The BabyUML discipline of programming
後者については、ジム・コプリエン氏の「間」の概念への興味からも、アラン・ケイの“メッセージングのオブジェクト指向”において、オブジェクトが高速のネットワークで互いに接続された小さなコンピューターである、と例えられることとも無関係ではないように感じます。
Smalltalk object is a recursion on the entire possibilities of the computer. Thus its semantics are a bit like having thousands and thousands of computer all hooked together by a very fast network.

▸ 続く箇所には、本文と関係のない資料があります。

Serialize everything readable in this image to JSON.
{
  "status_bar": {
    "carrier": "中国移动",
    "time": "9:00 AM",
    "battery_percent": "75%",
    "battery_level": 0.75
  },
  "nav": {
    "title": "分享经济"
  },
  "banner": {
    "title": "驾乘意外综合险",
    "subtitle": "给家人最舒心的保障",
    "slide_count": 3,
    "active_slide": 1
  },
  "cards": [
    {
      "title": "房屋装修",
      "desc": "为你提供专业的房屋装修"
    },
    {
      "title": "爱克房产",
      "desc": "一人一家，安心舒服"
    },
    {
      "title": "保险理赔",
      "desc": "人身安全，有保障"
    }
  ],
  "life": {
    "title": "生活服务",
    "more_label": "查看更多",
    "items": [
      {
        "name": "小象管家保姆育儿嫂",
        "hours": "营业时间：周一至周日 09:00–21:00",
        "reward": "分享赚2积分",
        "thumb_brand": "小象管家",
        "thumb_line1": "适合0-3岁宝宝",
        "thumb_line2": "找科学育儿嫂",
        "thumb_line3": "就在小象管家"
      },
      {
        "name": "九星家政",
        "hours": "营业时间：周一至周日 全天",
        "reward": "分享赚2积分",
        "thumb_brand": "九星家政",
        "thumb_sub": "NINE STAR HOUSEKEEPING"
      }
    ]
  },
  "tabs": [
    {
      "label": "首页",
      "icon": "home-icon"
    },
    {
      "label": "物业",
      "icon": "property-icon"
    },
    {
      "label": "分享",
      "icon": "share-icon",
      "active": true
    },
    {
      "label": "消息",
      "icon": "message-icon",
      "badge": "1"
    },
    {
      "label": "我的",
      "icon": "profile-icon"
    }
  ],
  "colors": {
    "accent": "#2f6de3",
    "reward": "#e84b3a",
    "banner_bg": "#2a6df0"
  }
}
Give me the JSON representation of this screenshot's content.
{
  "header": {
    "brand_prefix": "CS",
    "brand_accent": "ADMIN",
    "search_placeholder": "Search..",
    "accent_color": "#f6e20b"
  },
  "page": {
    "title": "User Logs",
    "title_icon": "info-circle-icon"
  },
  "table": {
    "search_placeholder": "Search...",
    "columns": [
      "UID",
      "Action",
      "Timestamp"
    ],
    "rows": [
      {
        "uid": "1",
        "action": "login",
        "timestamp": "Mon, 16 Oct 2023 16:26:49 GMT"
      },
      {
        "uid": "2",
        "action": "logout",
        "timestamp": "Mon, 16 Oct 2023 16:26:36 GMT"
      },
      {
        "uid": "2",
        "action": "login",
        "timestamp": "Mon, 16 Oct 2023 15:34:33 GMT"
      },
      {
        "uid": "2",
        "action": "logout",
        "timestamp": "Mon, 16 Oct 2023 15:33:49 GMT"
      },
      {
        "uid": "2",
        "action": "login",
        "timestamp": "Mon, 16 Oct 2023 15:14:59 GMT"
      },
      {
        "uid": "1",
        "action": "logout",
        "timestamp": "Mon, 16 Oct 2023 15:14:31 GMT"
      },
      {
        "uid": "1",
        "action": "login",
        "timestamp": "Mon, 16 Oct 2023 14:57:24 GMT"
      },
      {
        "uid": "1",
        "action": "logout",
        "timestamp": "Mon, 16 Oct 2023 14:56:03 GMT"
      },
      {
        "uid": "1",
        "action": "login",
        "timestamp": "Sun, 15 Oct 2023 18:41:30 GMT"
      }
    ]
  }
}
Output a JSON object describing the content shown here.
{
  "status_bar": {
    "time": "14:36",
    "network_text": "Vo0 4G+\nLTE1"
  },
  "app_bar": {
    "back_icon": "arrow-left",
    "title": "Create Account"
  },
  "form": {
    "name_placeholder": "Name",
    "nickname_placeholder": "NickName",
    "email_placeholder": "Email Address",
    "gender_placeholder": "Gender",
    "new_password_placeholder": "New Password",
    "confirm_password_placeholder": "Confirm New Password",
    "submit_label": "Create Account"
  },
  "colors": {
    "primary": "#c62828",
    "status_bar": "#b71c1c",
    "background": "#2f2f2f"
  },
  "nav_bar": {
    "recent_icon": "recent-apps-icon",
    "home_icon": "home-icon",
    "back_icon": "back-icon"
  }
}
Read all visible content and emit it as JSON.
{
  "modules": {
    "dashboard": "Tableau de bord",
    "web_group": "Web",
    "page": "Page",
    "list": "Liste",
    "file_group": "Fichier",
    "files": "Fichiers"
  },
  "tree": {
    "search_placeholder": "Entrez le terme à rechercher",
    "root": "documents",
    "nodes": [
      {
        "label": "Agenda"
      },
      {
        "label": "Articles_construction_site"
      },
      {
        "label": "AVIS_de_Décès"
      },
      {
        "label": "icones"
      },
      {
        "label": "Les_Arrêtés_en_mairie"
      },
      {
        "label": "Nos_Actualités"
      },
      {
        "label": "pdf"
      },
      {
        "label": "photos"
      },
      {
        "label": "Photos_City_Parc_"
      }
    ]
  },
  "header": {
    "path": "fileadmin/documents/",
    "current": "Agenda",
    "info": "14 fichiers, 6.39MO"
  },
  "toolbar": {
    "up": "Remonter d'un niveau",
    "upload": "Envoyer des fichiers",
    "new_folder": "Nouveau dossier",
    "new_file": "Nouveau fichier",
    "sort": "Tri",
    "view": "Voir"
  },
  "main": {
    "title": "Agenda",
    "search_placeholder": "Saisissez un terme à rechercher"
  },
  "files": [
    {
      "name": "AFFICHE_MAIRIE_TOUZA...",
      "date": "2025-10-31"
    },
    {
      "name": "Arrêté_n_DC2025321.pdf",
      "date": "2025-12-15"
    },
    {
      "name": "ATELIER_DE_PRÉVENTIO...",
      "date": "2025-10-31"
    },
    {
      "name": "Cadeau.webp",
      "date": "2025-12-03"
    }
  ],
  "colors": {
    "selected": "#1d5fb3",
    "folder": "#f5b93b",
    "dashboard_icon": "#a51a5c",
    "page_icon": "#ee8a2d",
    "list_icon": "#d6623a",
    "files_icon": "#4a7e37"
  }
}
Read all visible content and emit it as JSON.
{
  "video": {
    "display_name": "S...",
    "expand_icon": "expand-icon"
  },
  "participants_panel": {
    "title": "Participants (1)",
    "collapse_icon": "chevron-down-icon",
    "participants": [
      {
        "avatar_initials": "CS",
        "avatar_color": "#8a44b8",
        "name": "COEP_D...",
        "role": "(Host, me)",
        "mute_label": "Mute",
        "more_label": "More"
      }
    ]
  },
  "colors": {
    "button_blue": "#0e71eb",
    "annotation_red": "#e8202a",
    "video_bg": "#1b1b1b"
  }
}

The Early History of Smalltalk
The big idea is "messaging" - that is what the kernal of Smalltalk/Squeak is all about (and it's something that was never quite completed in our Xerox PARC phase). The Japanese have a small word - ma - for "that which is in between" - perhaps the nearest English equivalent is "interstitial".
http://c2.com/cgi/wiki?AlanKayOnMessaging
さて前置きはこのくらいにして、この BabyIDE を使い、id:digitalsoul さんによる Groovy および Scala によるローンシンジゲートの例を Squeak Smalltalk で書いてみます。なお、以下のコードで記述された仕様は Ruby札幌勉強会でのデモ向けのため、元エントリーのものに比べてかなり簡素化されているので、どうぞあしからず。
注意: 以下のチュートリアル部分の記述は比較的新しいバージョンの BabyIDE に対応していません。インストールの仕方からコードや操作の記述などを修正した改訂版がありますので こちら をご参照ください。
▼ BabyIDE のインストールと起動
Win 向けに動作に必要なファイル一式のアーカイブが公開されています。他の OS でも、その OS 向けの Squeak VM を別途用意すれば動作するはずです。
Trygve/BabyIDE から BabyIDE-1.ZIP を(このチュートリアルで使用したバージョンがその後、入手できなくなったようなので こちら) をダウンロード- 適当な場所に展開
- .image ファイルを Squeak.exe(Sqeuak VM)にドロップイン
▼ BB1クラスブラウザを開く
BabyIDE というだけあって、専用のクラスブラウザが用意されています。この Squeak イメージでは、ウインドウを開く操作の際には、矩形領域をしていないといけないようになっているので注意が必要です。使いづらければ、 SystemWindow>>#openInWorld: を versions からひとつ前のバージョンに revert すれば、通常通りの動きになります。
- デスクトップメニュー → open... → BabyIDE... → BBLoanSyndicate と入力して Accept (alt + s)
- 開きたいウインドウの位置と大きさを、左上から右下に向かってドラッグすることで指定(前述の revert 後は不要)
▼ データの定義
Squeak Smalltalk でクラスの定義をしたことがあれば、説明は不要かと思います。
- コード枠(下段)にあるクラス定義テンプレートの NameOfSubclass のところを BBFacility に書き換え
- instanceVariableNames: の引数である '' を 'limit loan shares' に書き換え
- accept (alt + s) でコンパイル → BBFacility が左上のクラス名リスト枠(上段左端)に現われる
Object subclass: #BBFacility instanceVariableNames: 'limit loan shares' classVariableNames: '' poolDictionaries: '' category: 'BBLoanSyndicate-Data'
引き続き、BBFacility の定義を書き換えるかたちで BBLoan を定義します。
- クラス名を BBLoan に変更し、インスタンス変数の limit loan を削除して shares のみ残し accept (alt + s)。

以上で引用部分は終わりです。